Why is it bad idea to initialize all weight to same value? If all parameters of $\mathbf{W}$ are the same, all $\partial \mathbf{W}$'s rows would also be same. But why is this bad? Can't I proceed from this?
$$
\mathbf{W}=
\begin{pmatrix}
 a & a & a\\
 a & a & a
\end{pmatrix}
,
\frac{\partial L}{\partial \mathbf{W}}=
\begin{pmatrix}
b & c & d \\
b & c & d
\end{pmatrix}
$$
After first update,
$$
\begin{aligned}
\mathbf W &=
\begin{pmatrix}
a -b & a-c & a-d \\
a -b & a-c & a-d
\end{pmatrix} \\
\mathbf X &=
\begin{pmatrix}
x_1 & x_2
\end{pmatrix} \\
\mathbf {XW} &=
\begin{pmatrix}
x_1(a-b) + x_2(a-b) & x_1(a-c) + x_2(a-c) & x_1(a-d) + x_2(a-d)
\end{pmatrix}
\end{aligned}
$$

(Edit)
Belows are example of backpropagation of cross entropy and softmax.


Here $a_1, a_2, a_3$ are input of softmax(=output of last Affine layer) 
$y_1=y_2=y_3$ but $t_1,t_2,t_3$ is all zero except one(one-hot encoding).
So $\frac{\partial L}{\partial a_1}, \frac{\partial L}{\partial a_2}, \frac{\partial L}{\partial a_3}$ is not all same and eventually it causes $\mathbf W$ not to have all same elements after first update.

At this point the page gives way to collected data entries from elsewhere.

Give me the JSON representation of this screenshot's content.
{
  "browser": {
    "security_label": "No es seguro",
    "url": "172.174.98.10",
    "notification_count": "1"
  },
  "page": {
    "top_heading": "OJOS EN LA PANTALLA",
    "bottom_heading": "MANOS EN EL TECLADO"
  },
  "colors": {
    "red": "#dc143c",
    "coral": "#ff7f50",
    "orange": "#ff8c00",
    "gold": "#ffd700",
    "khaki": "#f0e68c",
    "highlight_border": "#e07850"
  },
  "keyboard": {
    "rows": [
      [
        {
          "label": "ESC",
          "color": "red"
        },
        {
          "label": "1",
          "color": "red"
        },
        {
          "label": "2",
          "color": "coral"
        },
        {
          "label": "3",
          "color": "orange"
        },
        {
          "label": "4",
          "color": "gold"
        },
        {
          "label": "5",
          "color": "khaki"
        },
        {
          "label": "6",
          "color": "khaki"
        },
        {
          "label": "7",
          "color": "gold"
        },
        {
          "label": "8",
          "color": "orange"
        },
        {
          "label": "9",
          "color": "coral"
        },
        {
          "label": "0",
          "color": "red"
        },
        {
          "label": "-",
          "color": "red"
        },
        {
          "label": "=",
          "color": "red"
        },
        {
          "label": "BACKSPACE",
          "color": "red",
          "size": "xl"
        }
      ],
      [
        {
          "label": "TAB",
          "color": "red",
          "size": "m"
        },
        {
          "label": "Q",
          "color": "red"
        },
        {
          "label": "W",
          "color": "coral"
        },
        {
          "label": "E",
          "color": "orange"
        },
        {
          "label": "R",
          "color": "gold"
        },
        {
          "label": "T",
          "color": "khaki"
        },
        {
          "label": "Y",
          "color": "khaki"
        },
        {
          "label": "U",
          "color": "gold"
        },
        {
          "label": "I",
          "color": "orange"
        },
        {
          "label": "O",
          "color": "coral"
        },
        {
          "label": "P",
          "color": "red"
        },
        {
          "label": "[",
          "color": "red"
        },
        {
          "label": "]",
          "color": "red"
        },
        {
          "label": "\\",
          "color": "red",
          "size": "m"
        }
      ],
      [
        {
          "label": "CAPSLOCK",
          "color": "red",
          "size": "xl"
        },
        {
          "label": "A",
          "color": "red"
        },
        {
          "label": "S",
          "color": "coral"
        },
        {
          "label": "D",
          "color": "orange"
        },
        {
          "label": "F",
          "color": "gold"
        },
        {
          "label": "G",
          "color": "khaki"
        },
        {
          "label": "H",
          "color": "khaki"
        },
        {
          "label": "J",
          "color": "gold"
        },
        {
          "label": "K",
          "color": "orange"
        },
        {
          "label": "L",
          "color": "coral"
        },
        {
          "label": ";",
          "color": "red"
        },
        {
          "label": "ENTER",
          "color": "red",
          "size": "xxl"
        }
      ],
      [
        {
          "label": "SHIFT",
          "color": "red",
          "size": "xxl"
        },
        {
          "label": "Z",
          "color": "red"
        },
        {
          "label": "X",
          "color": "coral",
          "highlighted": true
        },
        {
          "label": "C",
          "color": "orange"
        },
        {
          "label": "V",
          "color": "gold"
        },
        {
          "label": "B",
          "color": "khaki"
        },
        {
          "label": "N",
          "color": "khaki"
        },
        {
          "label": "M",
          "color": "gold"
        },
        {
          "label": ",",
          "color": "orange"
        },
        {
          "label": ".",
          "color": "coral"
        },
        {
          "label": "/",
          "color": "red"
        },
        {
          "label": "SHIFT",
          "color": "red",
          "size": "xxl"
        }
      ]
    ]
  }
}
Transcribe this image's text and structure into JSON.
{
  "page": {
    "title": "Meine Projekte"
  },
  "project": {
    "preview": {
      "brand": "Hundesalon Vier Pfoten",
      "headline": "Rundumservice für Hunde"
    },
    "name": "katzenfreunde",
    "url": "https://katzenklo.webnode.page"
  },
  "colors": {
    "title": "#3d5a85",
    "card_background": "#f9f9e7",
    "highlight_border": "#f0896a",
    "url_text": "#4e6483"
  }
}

 A: The optimization algorithms we usually use for training neural networks are deterministic. Gradient descent, the most basic algorithm, that is a base for the more complicated ones, is defined in terms of partial derivatives
$$
\theta_j := \theta_j - \alpha \frac{\partial}{\partial \theta_j} J(\Theta)
$$
Partial derivative tells you how does the change of the optimized function is affected by the $\theta_j$ parameter. If all the parameters are the same, they all have the same impact on the result, so will change by the same quantity. If you change all the parameters by the same value, they will keep being the same. In such a case, each neuron will be doing the same thing, they will be redundant and there would be no point in having multiple neurons. There is no point in wasting your compute repeating exactly the same operations multiple times.

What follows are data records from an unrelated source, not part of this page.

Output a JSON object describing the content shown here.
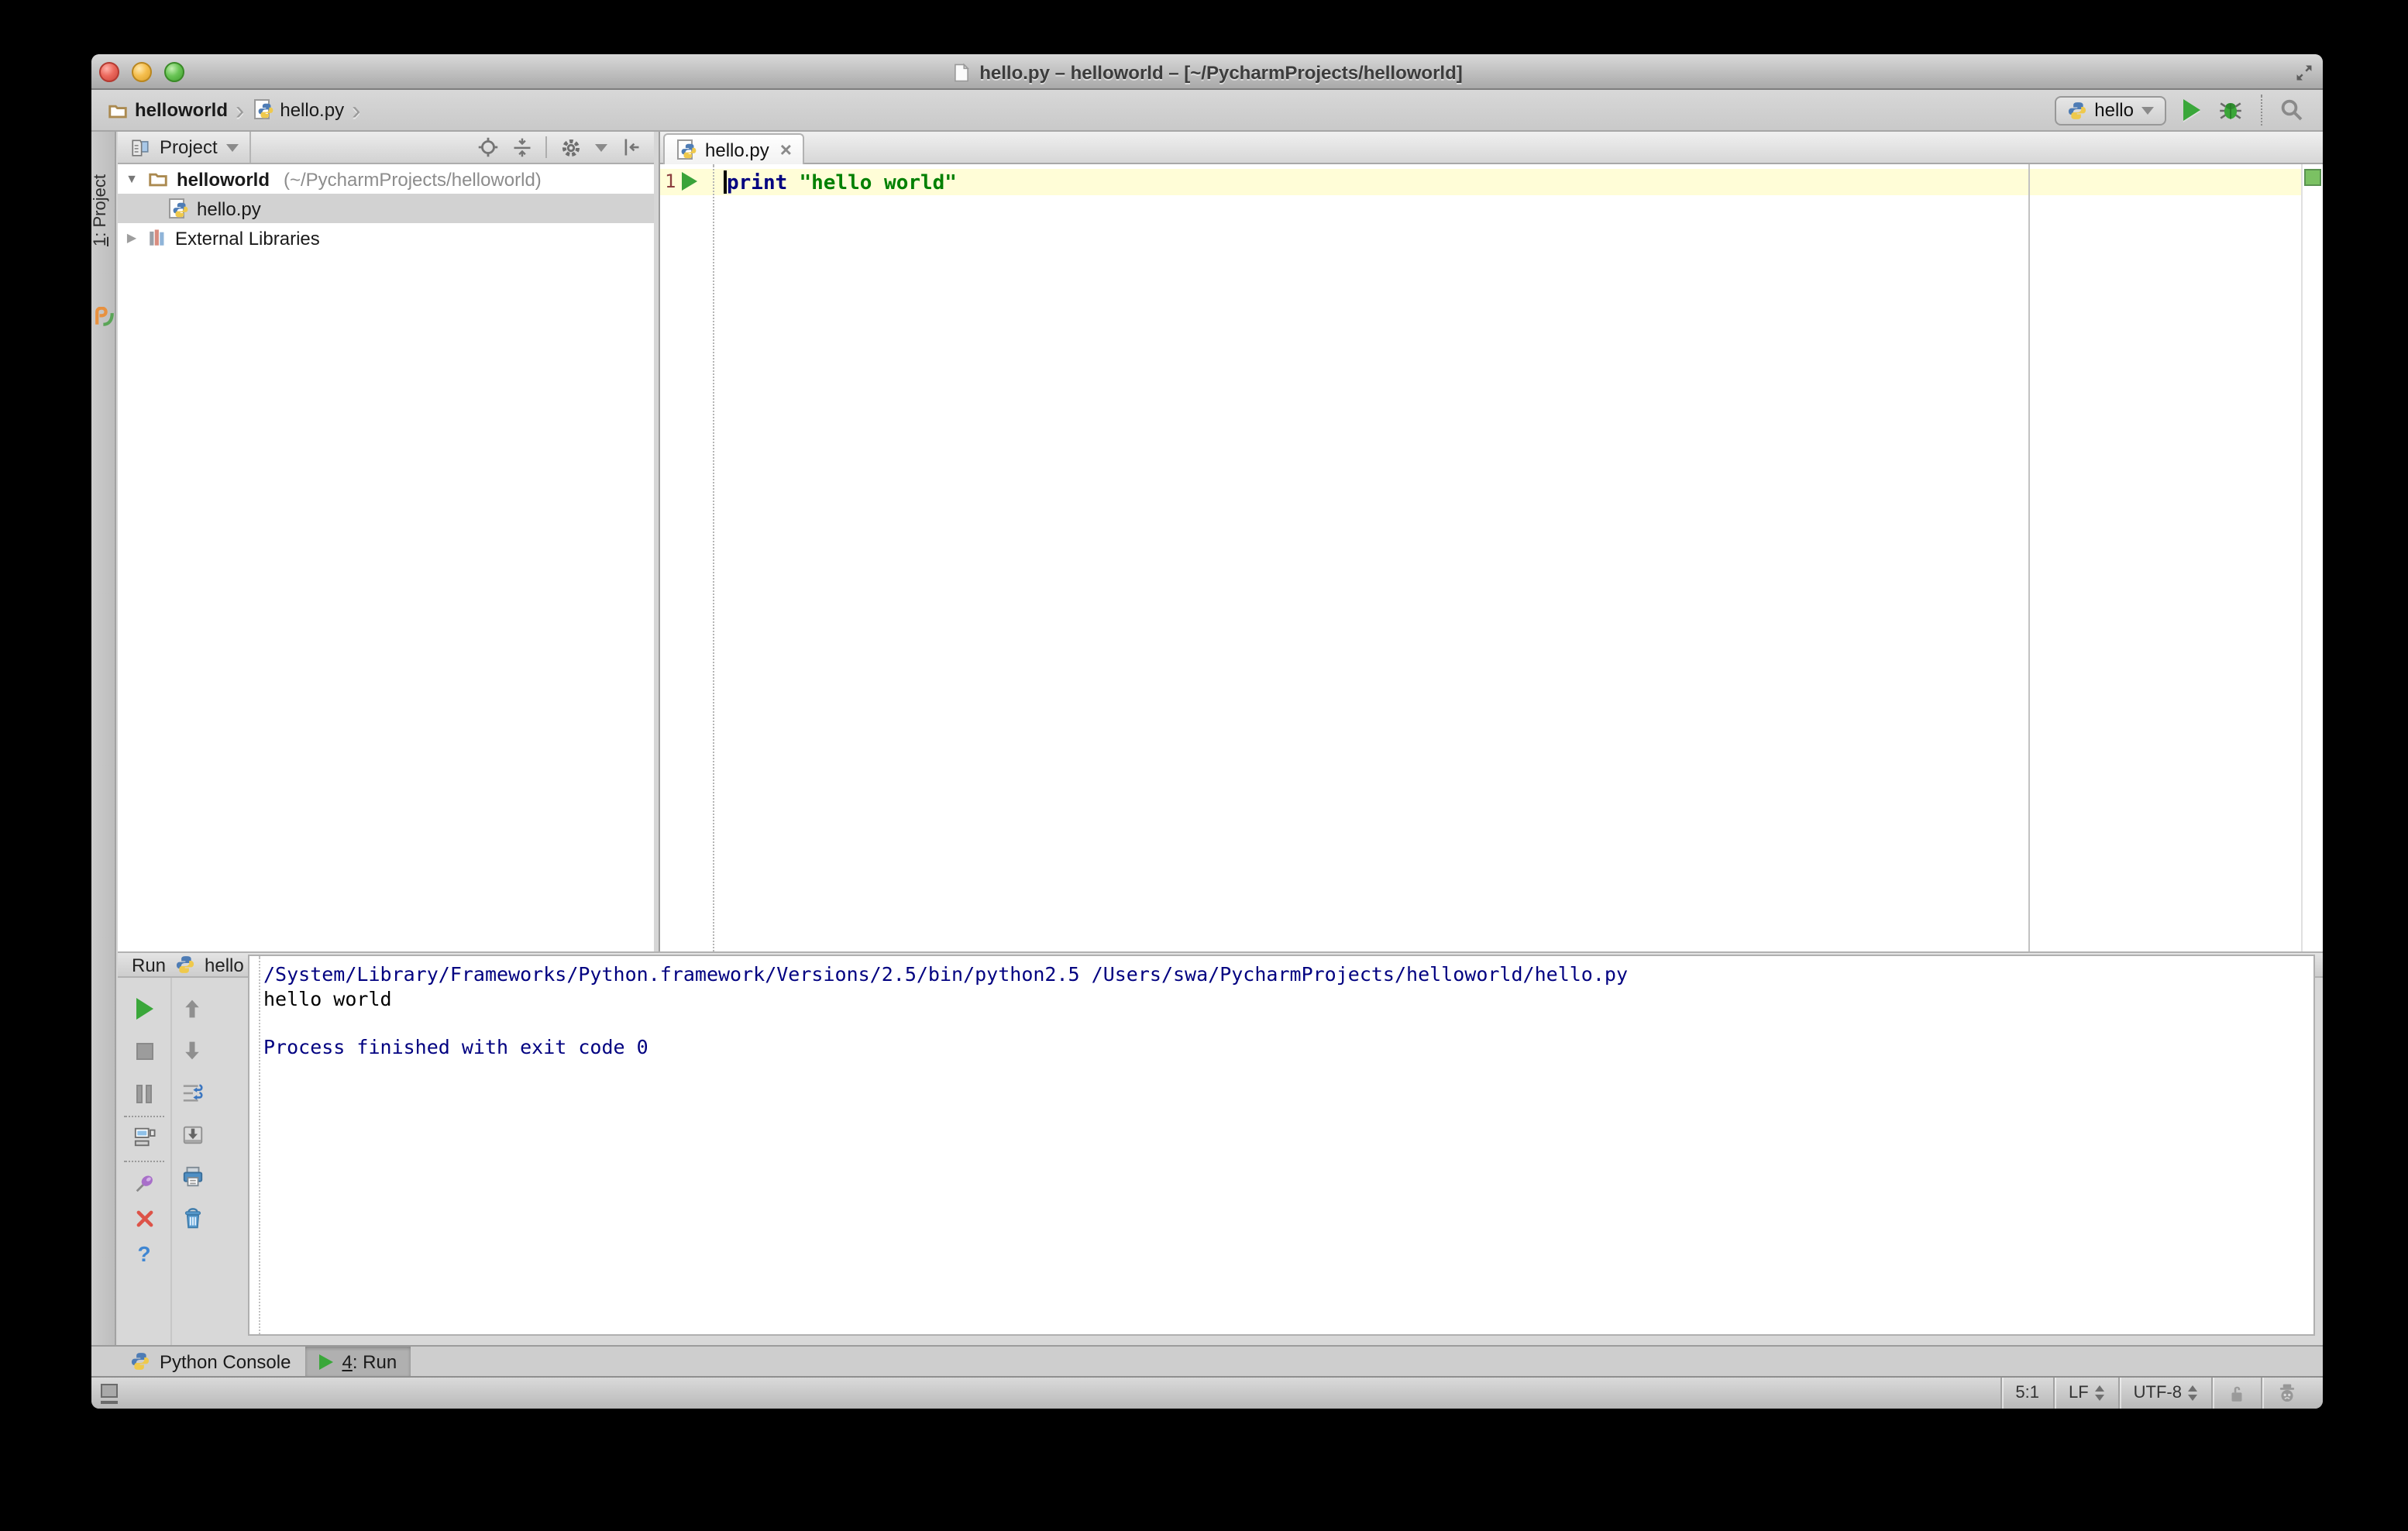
{
  "titlebar": {
    "title": "hello.py – helloworld – [~/PycharmProjects/helloworld]"
  },
  "navbar": {
    "breadcrumbs": [
      {
        "label": "helloworld"
      },
      {
        "label": "hello.py"
      }
    ],
    "run_config": {
      "name": "hello"
    }
  },
  "left_strip": {
    "project_button": {
      "number": "1",
      "label": ": Project"
    }
  },
  "project_panel": {
    "header": {
      "title": "Project"
    },
    "tree": [
      {
        "name": "helloworld",
        "detail": "(~/PycharmProjects/helloworld)"
      },
      {
        "name": "hello.py"
      },
      {
        "name": "External Libraries"
      }
    ]
  },
  "editor": {
    "tab": {
      "label": "hello.py",
      "close": "×"
    },
    "gutter": {
      "line_number": "1"
    },
    "code": {
      "keyword": "print",
      "string": "\"hello world\""
    }
  },
  "run_panel": {
    "header": {
      "prefix": "Run",
      "config_name": "hello"
    },
    "console": [
      {
        "text": "/System/Library/Frameworks/Python.framework/Versions/2.5/bin/python2.5 /Users/swa/PycharmProjects/helloworld/hello.py"
      },
      {
        "text": "hello world"
      },
      {
        "text": ""
      },
      {
        "text": "Process finished with exit code 0"
      }
    ]
  },
  "toolwindow_bar": {
    "python_console": {
      "label": "Python Console"
    },
    "run_tab": {
      "number": "4",
      "label": ": Run"
    }
  },
  "status_bar": {
    "caret_position": "5:1",
    "line_separator": "LF",
    "encoding": "UTF-8"
  },
  "colors": {
    "keyword": "#000080",
    "string": "#008000",
    "console_info": "#000080",
    "console_stdout": "#000000",
    "current_line": "#fffdd7",
    "run_green": "#3aa73a",
    "selection_gray": "#d2d2d2",
    "inspection_indicator": "#7bc163"
  },
  "icons": [
    "document-icon",
    "folder-icon",
    "python-icon",
    "run-icon",
    "debug-icon",
    "search-icon",
    "target-icon",
    "collapse-all-icon",
    "gear-icon",
    "hide-panel-icon",
    "books-icon",
    "rerun-icon",
    "stop-icon",
    "pause-icon",
    "restore-layout-icon",
    "pin-icon",
    "close-icon",
    "help-icon",
    "up-stack-icon",
    "down-stack-icon",
    "soft-wrap-icon",
    "scroll-to-end-icon",
    "print-icon",
    "clear-all-icon",
    "unlock-icon",
    "inspector-icon",
    "toggle-toolwindows-icon",
    "fullscreen-icon"
  ]
}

When you initialize the neurons randomly, each of them will hopefully be evolving during the optimization in a different "direction", they will be learning to detect different features from the data. You can think of early layers as of doing automatic feature engineering for you, by transforming the data, that are used by the final layer of the network. If all the learned features are the same, it would be a wasted effort.
You may also be interested in reading the The Lottery Ticket Hypothesis: Training Pruned Neural Networks paper by Jonathan Frankle and Michael Carbin, who explore the hypothesis that the big neural networks are so effective because randomly initializing multiple parameters helps our luck by drawing the lucky "lottery ticket" parameters that work well for the problem.